Philip broke away from me, rushing to his father’s defense, elbowing his way into a knot of red-faced, meat-fisted men.
“Philip!” I cried, trying to stop him, pushing forward past a brine-scented sailor and shoving a carpenter with sawdust on his apron. “Philip!”
I couldn’t have been more than twenty feet from the furious men. Close enough to see Alexander pop up out of the sea of people, holding his head with one hand even as he spat contemptuous laughter. “Well, if you use such knock-about arguments, I must retire!”
Almost comically, my husband bowed and ducked away while the crowd broke apart. Some following the Livingstons to Trinity Church. Some marching to the battery, where they promised to burn the treaty and, presumably, another effigy of Jay.
“Dear God,” I said, reaching my husband’s side, not knowing whether I should tend his head or give it another thump. “What, in the name of prudence, could you—”
“It only grazed me,” my husband said, wiping blood away with his now-torn sleeve.
Meanwhile, my son shouted after the retreating assailants, “No doubt you want to knock out my father’s brains! It’s the only way you blockheads could ever win an argument with him.”
“Philip.” Having barked his name in a fashion so like my mother that I was secretly appalled, I then rounded on my husband, hissing, “Fine things you teach your son.”
Hamilton had no reply to that. Fetching his now dusty black hat from the ground and straightening his coat, he made ready to walk us home, a number of his friends following us down the block, making me feel less that he was the head of a political party and more that he led a street gang.
More and more, I wondered if there was much difference between the two.
We’d only gone a little way before coming upon some lawyers in an altercation on Wall Street. “Gentlemen,” Alexander said, stepping between them. “Why don’t we resolve this matter between us at Fraunces over some glasses of brandy?” Now this suggestion was more in keeping with the conduct I expected, but Alexander said, “Philip, I bid you escort your mother home.”
As I was in high dudgeon with the both of them, I exclaimed, “By no means! Stay with your father and make no more mischief.” Either of you, my eyes said.
And with that, I returned home, grateful that my husband had escaped his latest brush with the mob with no more than a scrape on the head. That evening, he said he counted it a price worth paying for having disrupted the protest, but four days later, I was to learn just how high a price he’d been willing to pay . . .
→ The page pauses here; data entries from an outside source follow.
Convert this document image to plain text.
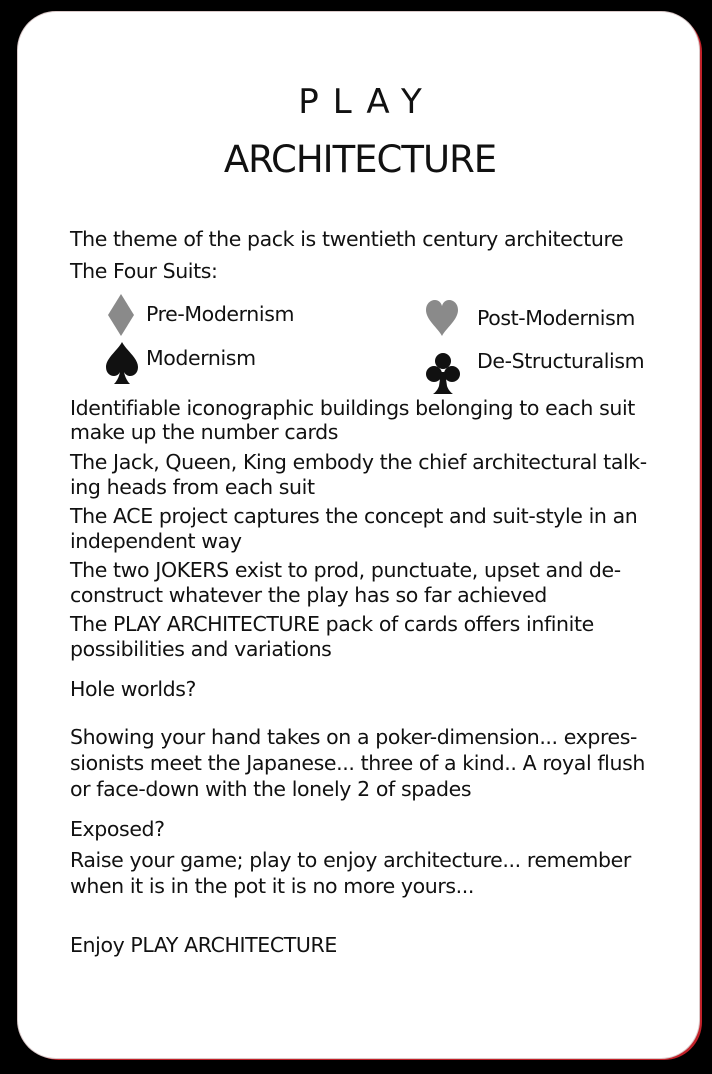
PLAY
ARCHITECTURE
The theme of the pack is twentieth century architecture
The Four Suits:
Pre-Modernism	Post-Modernism
Modernism	De-Structuralism
Identifiable iconographic buildings belonging to each suit
make up the number cards
The Jack, Queen, King embody the chief architectural talk-
ing heads from each suit
The ACE project captures the concept and suit-style in an
independent way
The two JOKERS exist to prod, punctuate, upset and de-
construct whatever the play has so far achieved
The PLAY ARCHITECTURE pack of cards offers infinite
possibilities and variations
Hole worlds?
Showing your hand takes on a poker-dimension... expres-
sionists meet the Japanese... three of a kind.. A royal flush
or face-down with the lonely 2 of spades
Exposed?
Raise your game; play to enjoy architecture... remember
when it is in the pot it is no more yours...
Enjoy PLAY ARCHITECTURE
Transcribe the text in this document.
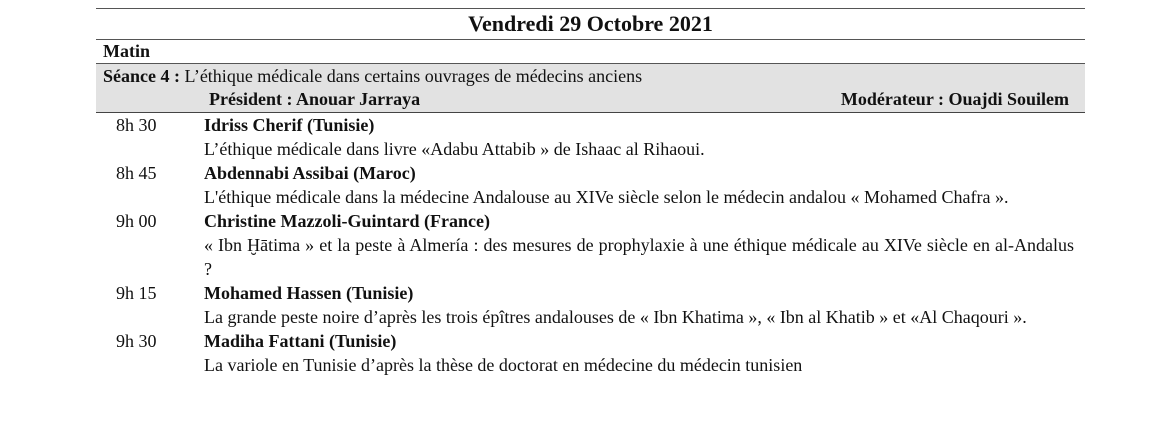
Vendredi 29 Octobre 2021
Matin
Séance 4 : L’éthique médicale dans certains ouvrages de médecins anciens
Président : Anouar Jarraya	Modérateur : Ouajdi Souilem
8h 30	Idriss Cherif (Tunisie)
L’éthique médicale dans livre «Adabu Attabib » de Ishaac al Rihaoui.
8h 45	Abdennabi Assibai (Maroc)
L'éthique médicale dans la médecine Andalouse au XIVe siècle selon le médecin andalou « Mohamed Chafra ».
9h 00	Christine Mazzoli-Guintard (France)
« Ibn Ḫātima » et la peste à Almería : des mesures de prophylaxie à une éthique médicale au XIVe siècle en al-Andalus ?
9h 15	Mohamed Hassen (Tunisie)
La grande peste noire d’après les trois épîtres andalouses de « Ibn Khatima », « Ibn al Khatib » et «Al Chaqouri ».
9h 30	Madiha Fattani (Tunisie)
La variole en Tunisie d’après la thèse de doctorat en médecine du médecin tunisien
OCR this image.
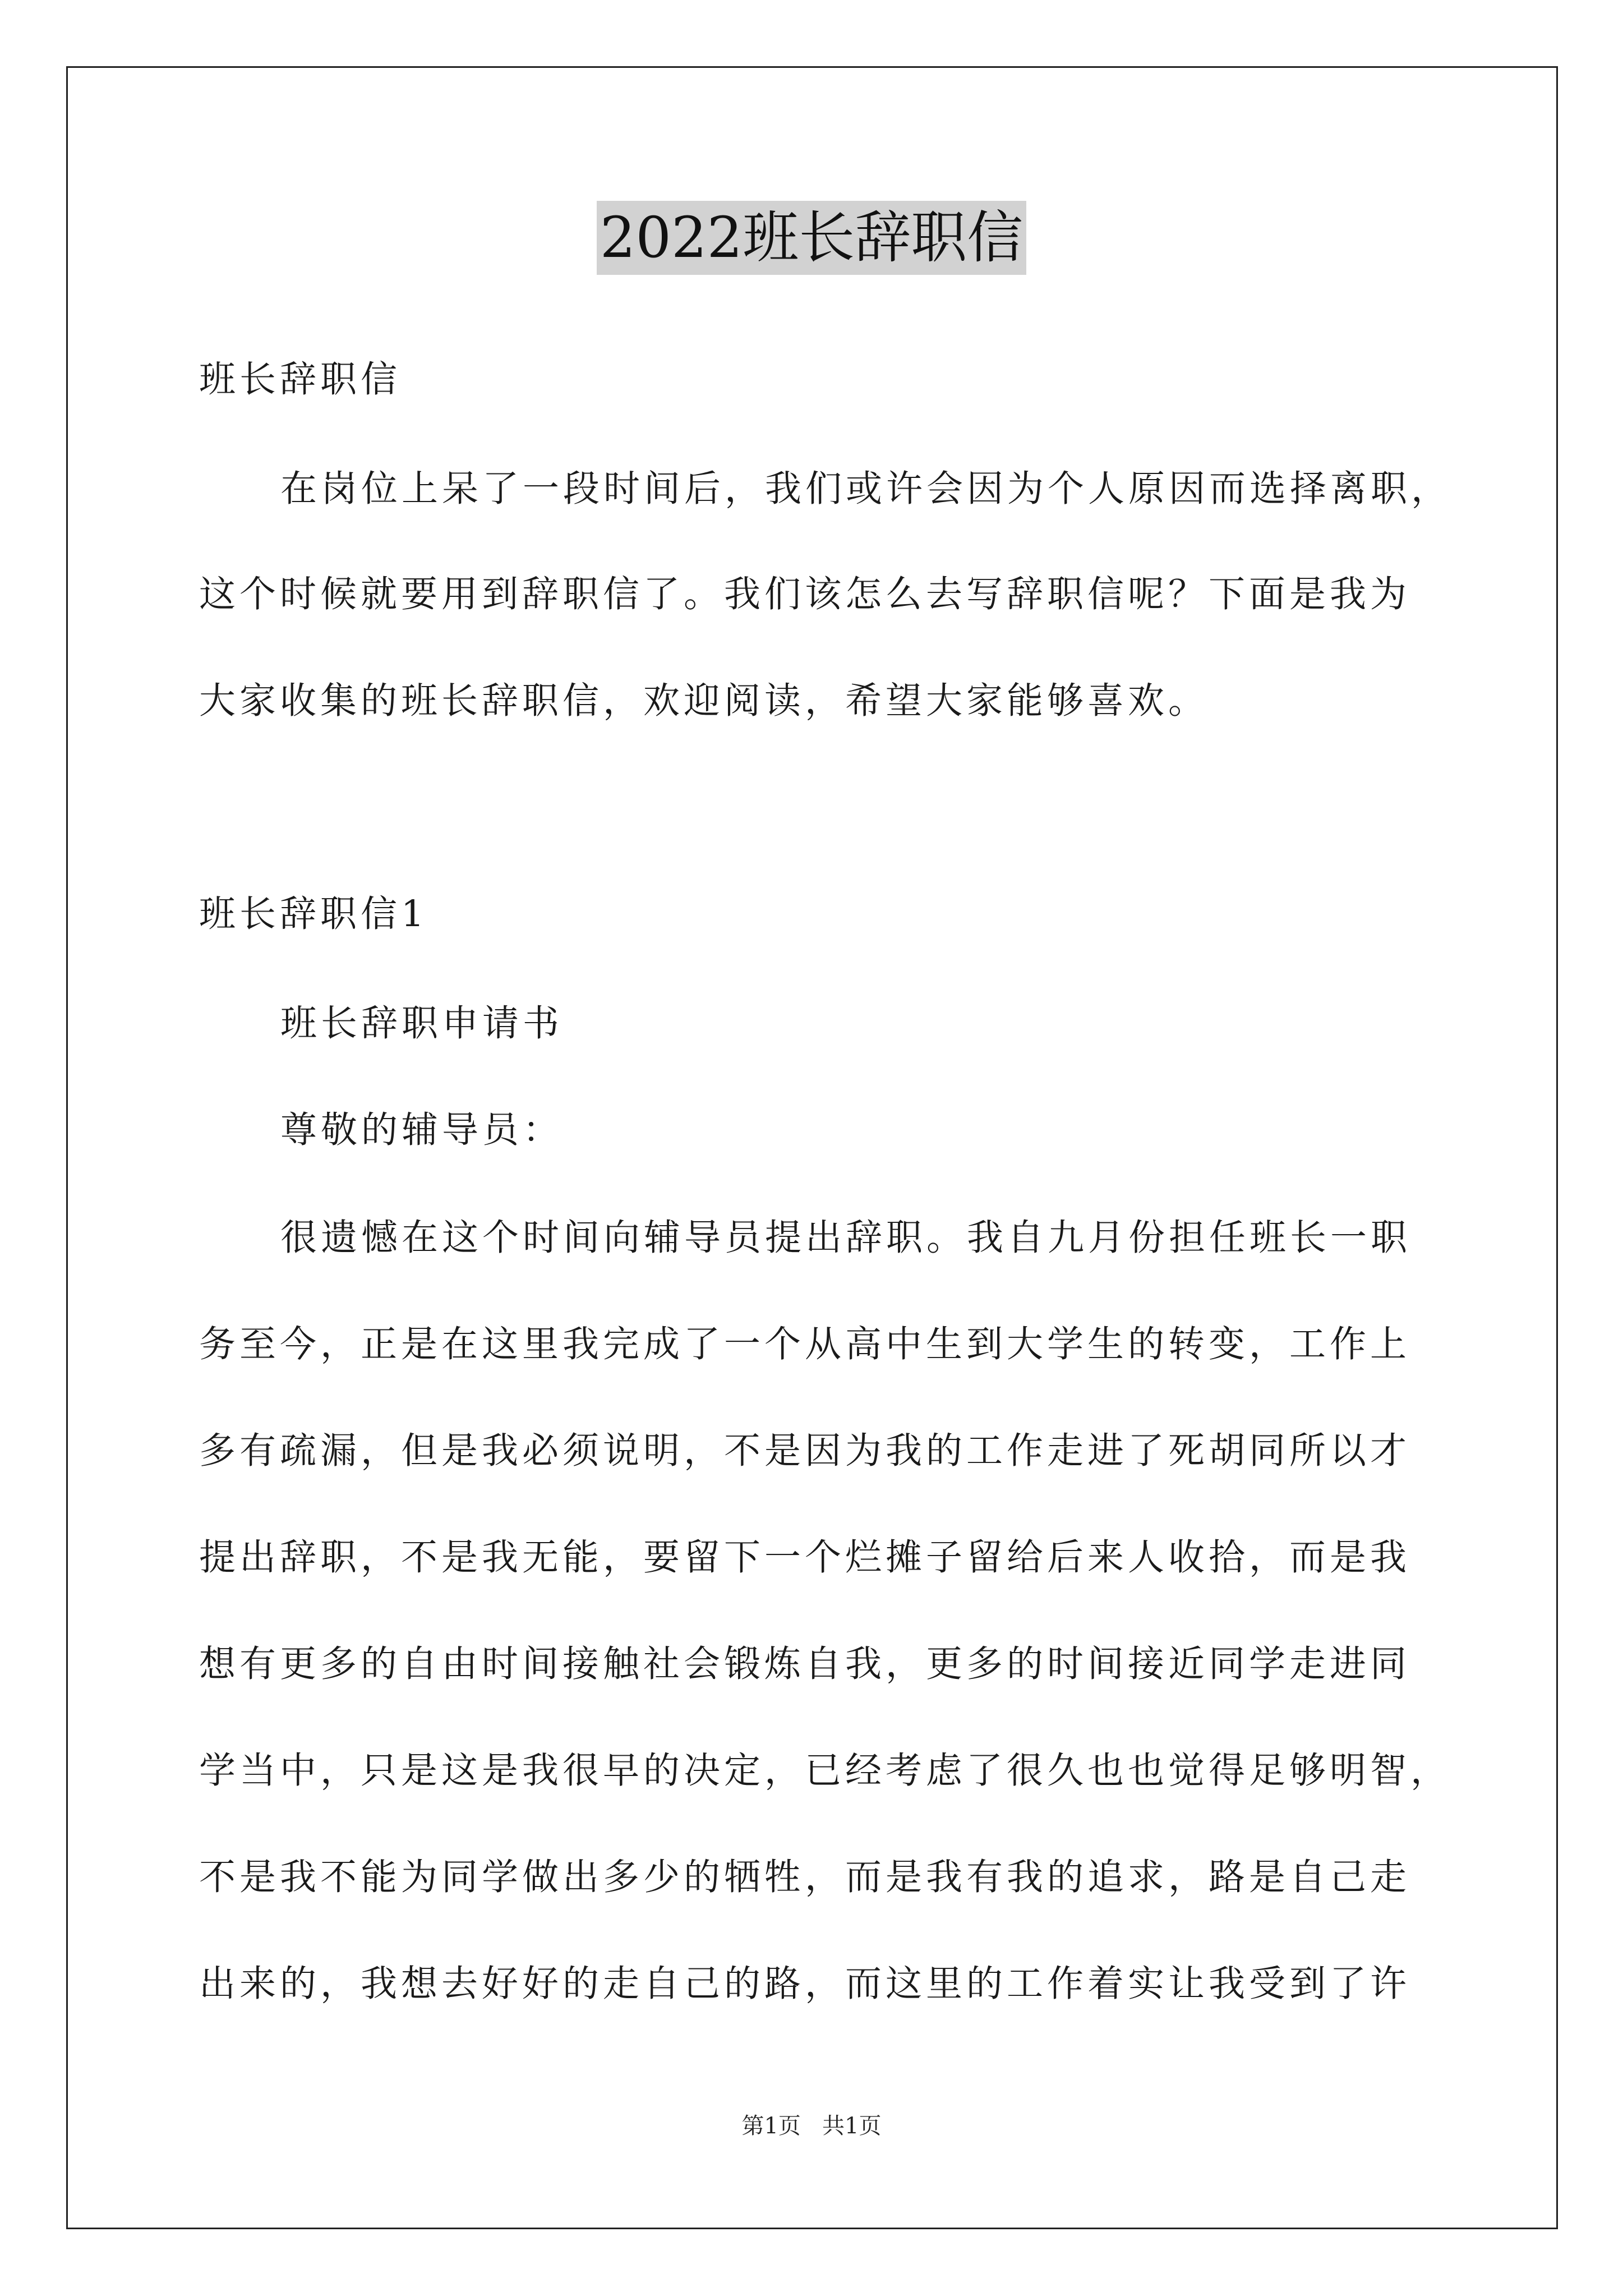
2022班长辞职信
班长辞职信
在岗位上呆了一段时间后，我们或许会因为个人原因而选择离职，
这个时候就要用到辞职信了。我们该怎么去写辞职信呢？下面是我为
大家收集的班长辞职信，欢迎阅读，希望大家能够喜欢。
班长辞职信1
班长辞职申请书
尊敬的辅导员：
很遗憾在这个时间向辅导员提出辞职。我自九月份担任班长一职
务至今，正是在这里我完成了一个从高中生到大学生的转变，工作上
多有疏漏，但是我必须说明，不是因为我的工作走进了死胡同所以才
提出辞职，不是我无能，要留下一个烂摊子留给后来人收拾，而是我
想有更多的自由时间接触社会锻炼自我，更多的时间接近同学走进同
学当中，只是这是我很早的决定，已经考虑了很久也也觉得足够明智，
不是我不能为同学做出多少的牺牲，而是我有我的追求，路是自己走
出来的，我想去好好的走自己的路，而这里的工作着实让我受到了许
第1页   共1页
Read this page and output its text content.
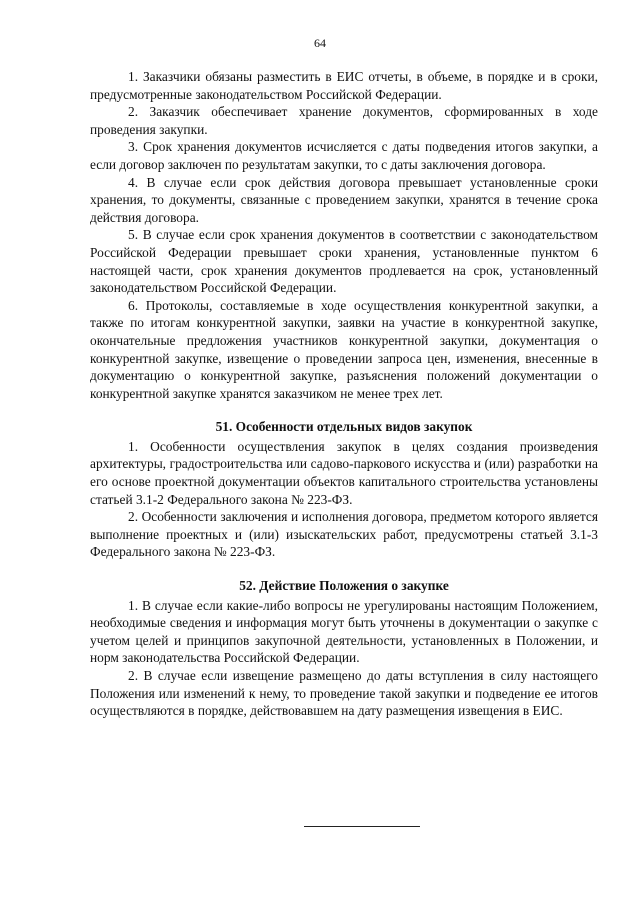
64

1. Заказчики обязаны разместить в ЕИС отчеты, в объеме, в порядке и в сроки, предусмотренные законодательством Российской Федерации.

2. Заказчик обеспечивает хранение документов, сформированных в ходе проведения закупки.

3. Срок хранения документов исчисляется с даты подведения итогов закупки, а если договор заключен по результатам закупки, то с даты заключения договора.

4. В случае если срок действия договора превышает установленные сроки хранения, то документы, связанные с проведением закупки, хранятся в течение срока действия договора.

5. В случае если срок хранения документов в соответствии с законодательством Российской Федерации превышает сроки хранения, установленные пунктом 6 настоящей части, срок хранения документов продлевается на срок, установленный законодательством Российской Федерации.

6. Протоколы, составляемые в ходе осуществления конкурентной закупки, а также по итогам конкурентной закупки, заявки на участие в конкурентной закупке, окончательные предложения участников конкурентной закупки, документация о конкурентной закупке, извещение о проведении запроса цен, изменения, внесенные в документацию о конкурентной закупке, разъяснения положений документации о конкурентной закупке хранятся заказчиком не менее трех лет.

51. Особенности отдельных видов закупок

1. Особенности осуществления закупок в целях создания произведения архитектуры, градостроительства или садово-паркового искусства и (или) разработки на его основе проектной документации объектов капитального строительства установлены статьей 3.1-2 Федерального закона № 223-ФЗ.

2. Особенности заключения и исполнения договора, предметом которого является выполнение проектных и (или) изыскательских работ, предусмотрены статьей 3.1-3 Федерального закона № 223-ФЗ.

52. Действие Положения о закупке

1. В случае если какие-либо вопросы не урегулированы настоящим Положением, необходимые сведения и информация могут быть уточнены в документации о закупке с учетом целей и принципов закупочной деятельности, установленных в Положении, и норм законодательства Российской Федерации.

2. В случае если извещение размещено до даты вступления в силу настоящего Положения или изменений к нему, то проведение такой закупки и подведение ее итогов осуществляются в порядке, действовавшем на дату размещения извещения в ЕИС.
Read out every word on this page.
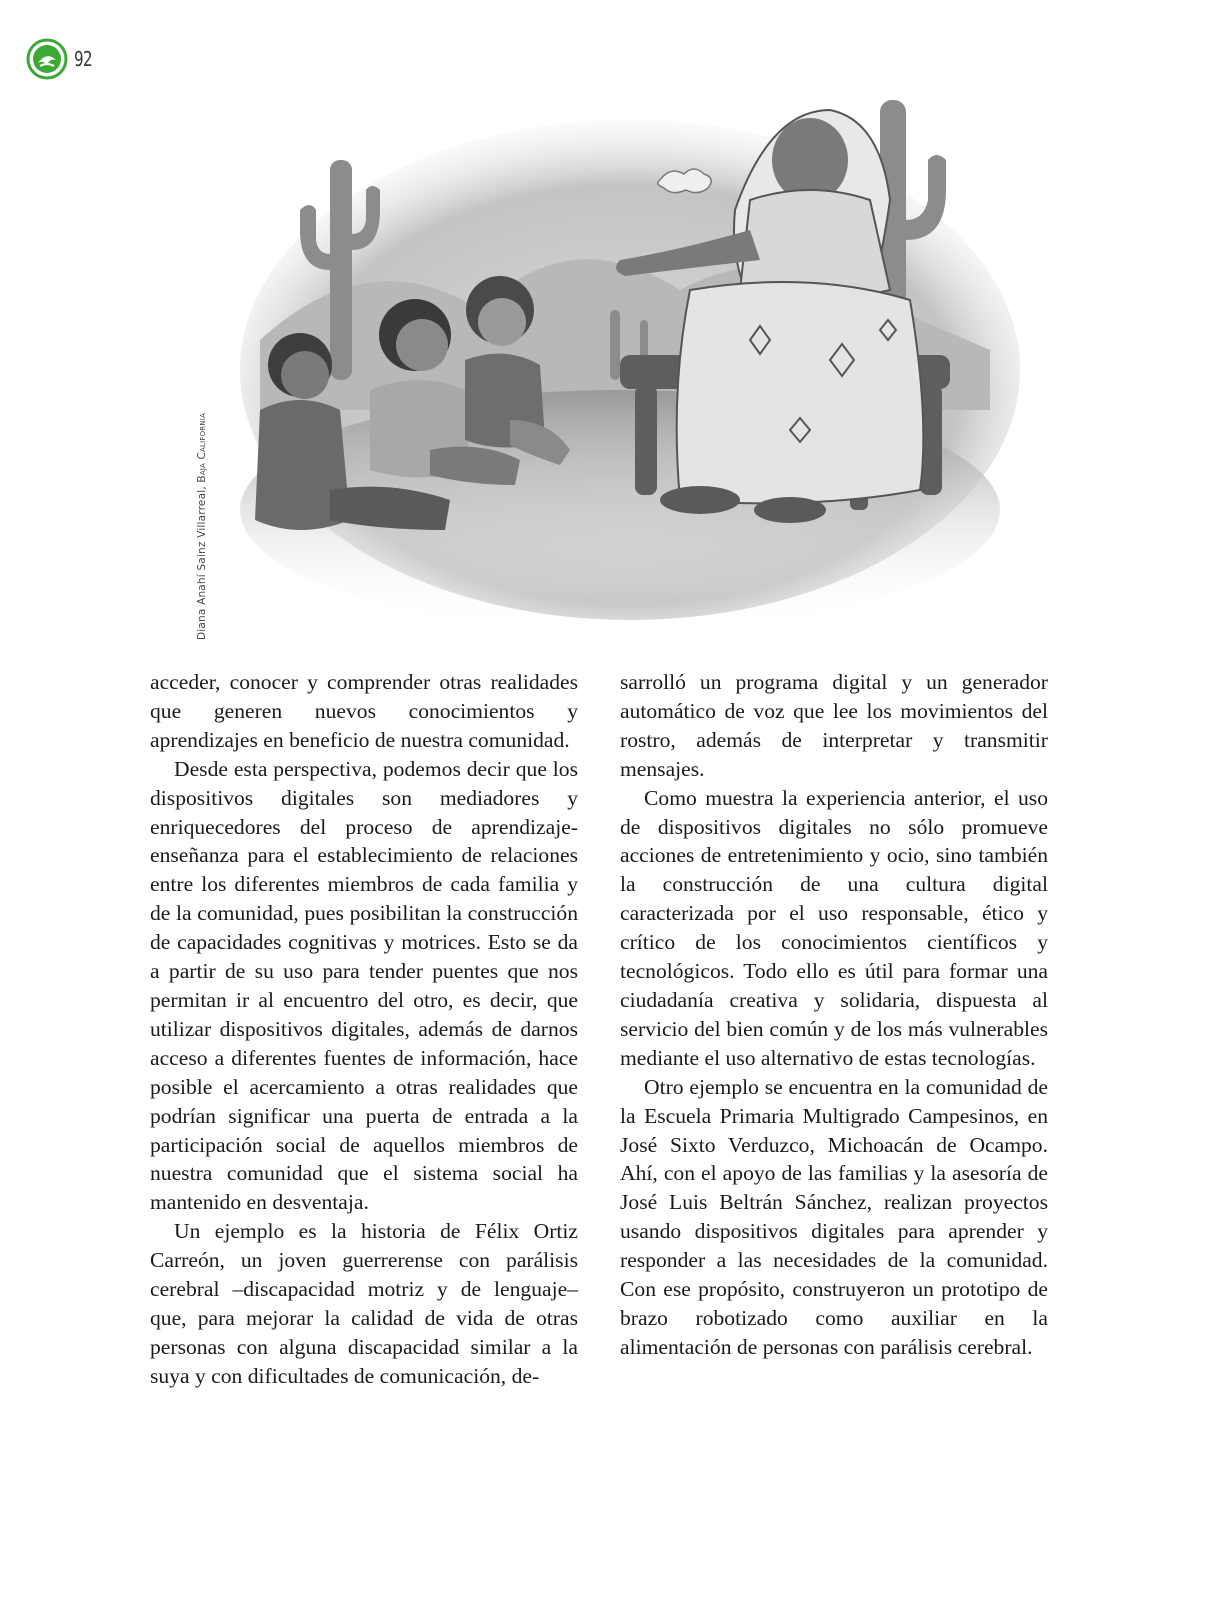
92
Diana Anahí Sainz Villarreal, Baja California

acceder, conocer y comprender otras realidades que generen nuevos conocimientos y aprendizajes en beneficio de nuestra comunidad.

Desde esta perspectiva, podemos decir que los dispositivos digitales son mediadores y enriquecedores del proceso de aprendizaje-enseñanza para el establecimiento de relaciones entre los diferentes miembros de cada familia y de la comunidad, pues posibilitan la construcción de capacidades cognitivas y motrices. Esto se da a partir de su uso para tender puentes que nos permitan ir al encuentro del otro, es decir, que utilizar dispositivos digitales, además de darnos acceso a diferentes fuentes de información, hace posible el acercamiento a otras realidades que podrían significar una puerta de entrada a la participación social de aquellos miembros de nuestra comunidad que el sistema social ha mantenido en desventaja.

Un ejemplo es la historia de Félix Ortiz Carreón, un joven guerrerense con parálisis cerebral –discapacidad motriz y de lenguaje– que, para mejorar la calidad de vida de otras personas con alguna discapacidad similar a la suya y con dificultades de comunicación, de-

sarrolló un programa digital y un generador automático de voz que lee los movimientos del rostro, además de interpretar y transmitir mensajes.

Como muestra la experiencia anterior, el uso de dispositivos digitales no sólo promueve acciones de entretenimiento y ocio, sino también la construcción de una cultura digital caracterizada por el uso responsable, ético y crítico de los conocimientos científicos y tecnológicos. Todo ello es útil para formar una ciudadanía creativa y solidaria, dispuesta al servicio del bien común y de los más vulnerables mediante el uso alternativo de estas tecnologías.

Otro ejemplo se encuentra en la comunidad de la Escuela Primaria Multigrado Campesinos, en José Sixto Verduzco, Michoacán de Ocampo. Ahí, con el apoyo de las familias y la asesoría de José Luis Beltrán Sánchez, realizan proyectos usando dispositivos digitales para aprender y responder a las necesidades de la comunidad. Con ese propósito, construyeron un prototipo de brazo robotizado como auxiliar en la alimentación de personas con parálisis cerebral.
“Kitty,” I said, startled to find my one-time companion upon my doorstep wearing a broad-brimmed black hat and clutching a black lace parasol. We’d not spoken a word in the six years since the inaugural ball, and the feud between the Livingston family and mine had only worsened since then. Still, I found myself glad to see her, especially since I knew she’d recently been widowed. “Please, come in.”
She gave a delicate shake of her head. “I should rather—well, I would prefer if we spoke in your garden.”
This was becoming curiouser by the moment. Nodding, I led her to my herb garden. “I was so sorry to learn of your husband’s passing.”